Not so much to show off at the moment being a humble French-presser at the moment, but I'm really happy with the new setup as you can see below...









You can just about see the Kinu M47 grinder there at the back. It's the most awesome piece of coffee kit ever, and my first grinder. I'll post more about it in the grinder section later. Not shown here is the Espro-P7 French press - which is most awesome.

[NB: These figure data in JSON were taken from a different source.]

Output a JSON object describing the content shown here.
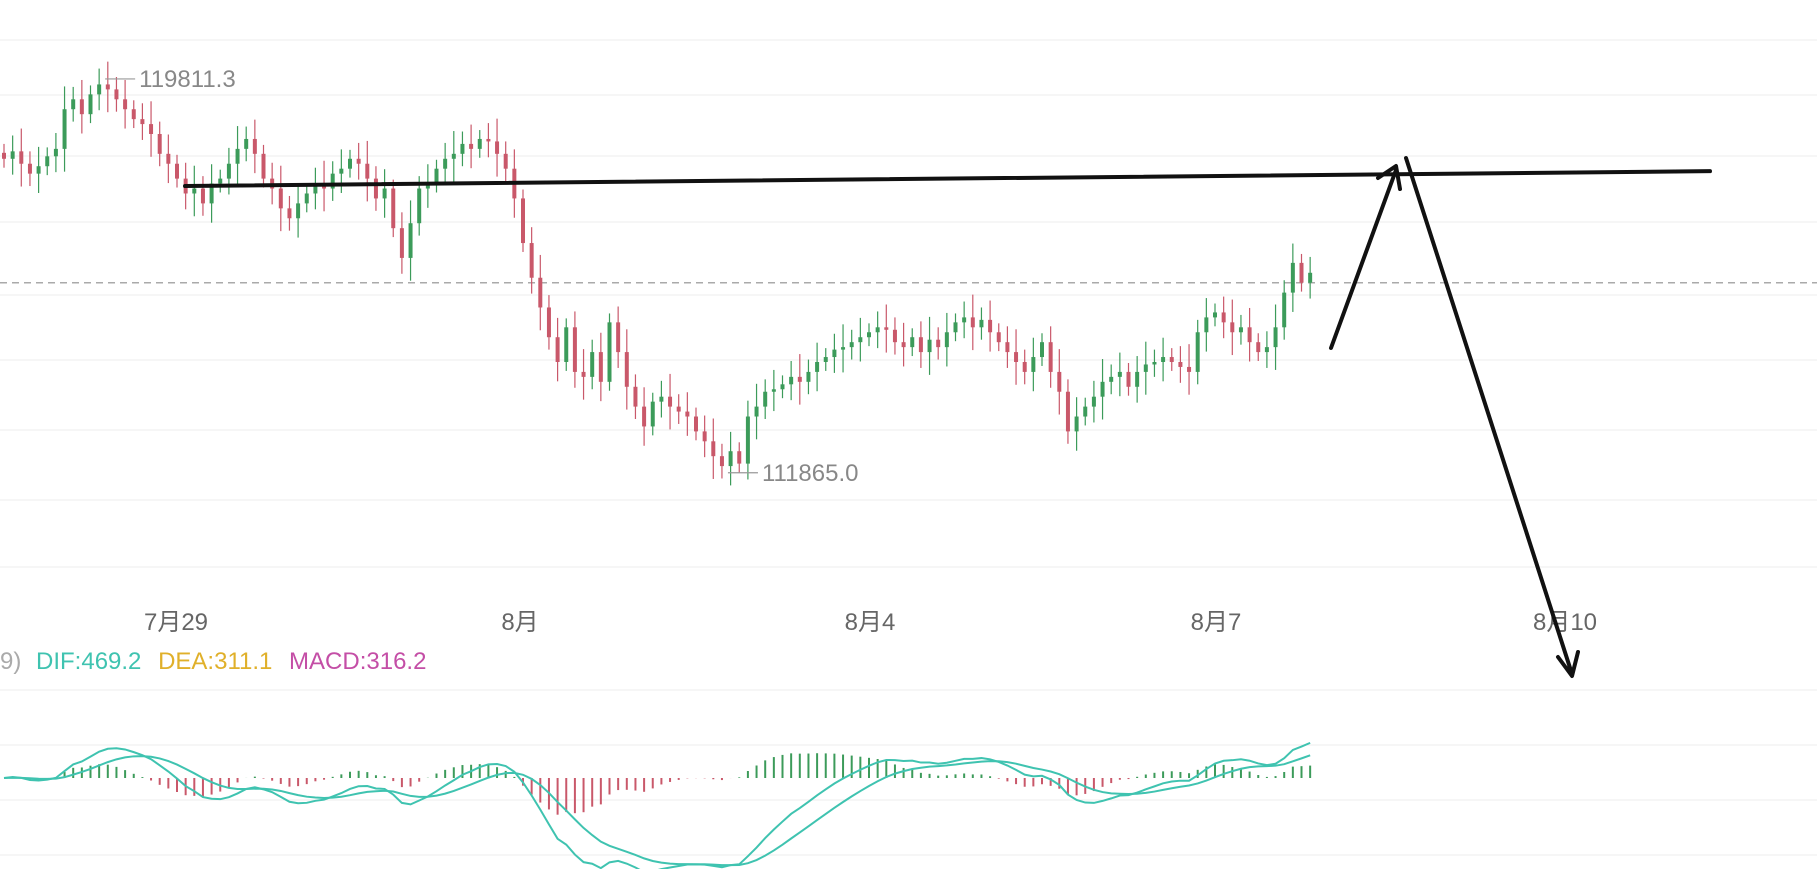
{
  "chart_data": {
    "type": "candlestick",
    "title": "",
    "x_axis": {
      "labels": [
        "7月29",
        "8月",
        "8月4",
        "8月7",
        "8月10"
      ]
    },
    "price_range": [
      109500,
      121000
    ],
    "current_price_line": 115700,
    "extremes": {
      "high_label": "119811.3",
      "high_value": 119811.3,
      "low_label": "111865.0",
      "low_value": 111865.0
    },
    "closes": [
      118200,
      118350,
      118100,
      117900,
      118050,
      118250,
      118400,
      119200,
      119400,
      119100,
      119500,
      119700,
      119600,
      119400,
      119200,
      119000,
      118900,
      118700,
      118300,
      118100,
      117800,
      117500,
      117600,
      117300,
      117700,
      117800,
      118100,
      118400,
      118600,
      118300,
      117800,
      117600,
      117200,
      117000,
      117300,
      117500,
      117700,
      117600,
      117900,
      118000,
      118200,
      118100,
      117800,
      117400,
      117600,
      116800,
      116200,
      116900,
      117600,
      117700,
      118000,
      118200,
      118300,
      118500,
      118400,
      118600,
      118550,
      118300,
      118000,
      117400,
      116500,
      115800,
      115200,
      114600,
      114100,
      114800,
      113900,
      113800,
      114300,
      113700,
      114900,
      114300,
      113600,
      113200,
      112800,
      113300,
      113400,
      113200,
      113100,
      113000,
      112700,
      112500,
      112200,
      112000,
      112300,
      112050,
      113000,
      113200,
      113500,
      113550,
      113650,
      113800,
      113700,
      113900,
      114100,
      114200,
      114350,
      114400,
      114500,
      114600,
      114700,
      114800,
      114750,
      114500,
      114400,
      114600,
      114300,
      114550,
      114400,
      114700,
      114900,
      115000,
      114800,
      114950,
      114700,
      114500,
      114300,
      114100,
      113900,
      114200,
      114500,
      113900,
      113500,
      112700,
      113000,
      113200,
      113400,
      113700,
      113800,
      113900,
      113600,
      113900,
      114050,
      114100,
      114200,
      114100,
      114000,
      113900,
      114700,
      115000,
      115100,
      114900,
      114700,
      114800,
      114500,
      114300,
      114400,
      114800,
      115500,
      116100,
      115700,
      115900
    ],
    "macd": {
      "legend_prefix": "9)",
      "dif_label": "DIF:469.2",
      "dea_label": "DEA:311.1",
      "macd_label": "MACD:316.2",
      "dif_value": 469.2,
      "dea_value": 311.1,
      "macd_value": 316.2
    },
    "colors": {
      "up": "#3c9b5a",
      "down": "#c9586a",
      "dif": "#3fc3b0",
      "dea": "#e0b02a",
      "macd": "#c44ea6",
      "drawing": "#111111"
    },
    "annotations": [
      {
        "type": "trend-line",
        "from_price": 117650,
        "to_price": 117950
      },
      {
        "type": "arrow",
        "direction": "up"
      },
      {
        "type": "arrow",
        "direction": "down"
      }
    ]
  }
}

I've already taken my first steps at comparing: pre-ground VS freshly-ground, and supermarket-roasted VS freshly-roasted. In the process I've learnt about the variables I can adjust to get the brew right (the kit in the new setup allows consistency and accuracy to greater degree). Brew temperature, grind size (ish), coffee dose and ratio to water, brewing time.

I find that freshly-roasted and ground beans are easier to 'learn' and much more forgiving because the flavours are like a massive party in the mouth. However, the supermarket-roasted (probably last year) beans are like being at the funeral of a very distant relative. And so on...


----------



## MWJB (Feb 28, 2012)

Cool, French press can be as good a method as any


----------



## Jony (Sep 8, 2017)

Oh that is some yummyness grinder. I can see very clearly, how is that beast?


----------



## Wajid (Apr 24, 2018)

Jony said:


> Oh that is some yummyness grinder. I can see very clearly, how is that beast?


Oh it's definitely a beast - but wow how easy and awesome to use! I cant really compare the grinds to anything yet, but I wondered if this might be informative:


----------



## xpresso (Jan 16, 2018)

Wajid said:


> Not so much to show off at the moment being a humble French-presser at the moment, but I'm really happy with the new setup as you can see below...
> 
> View attachment 33941
> 
> ...


Very neat and tidy, something missing ?.

Jon.


----------



## Wajid (Apr 24, 2018)

My second cup :'( haha


----------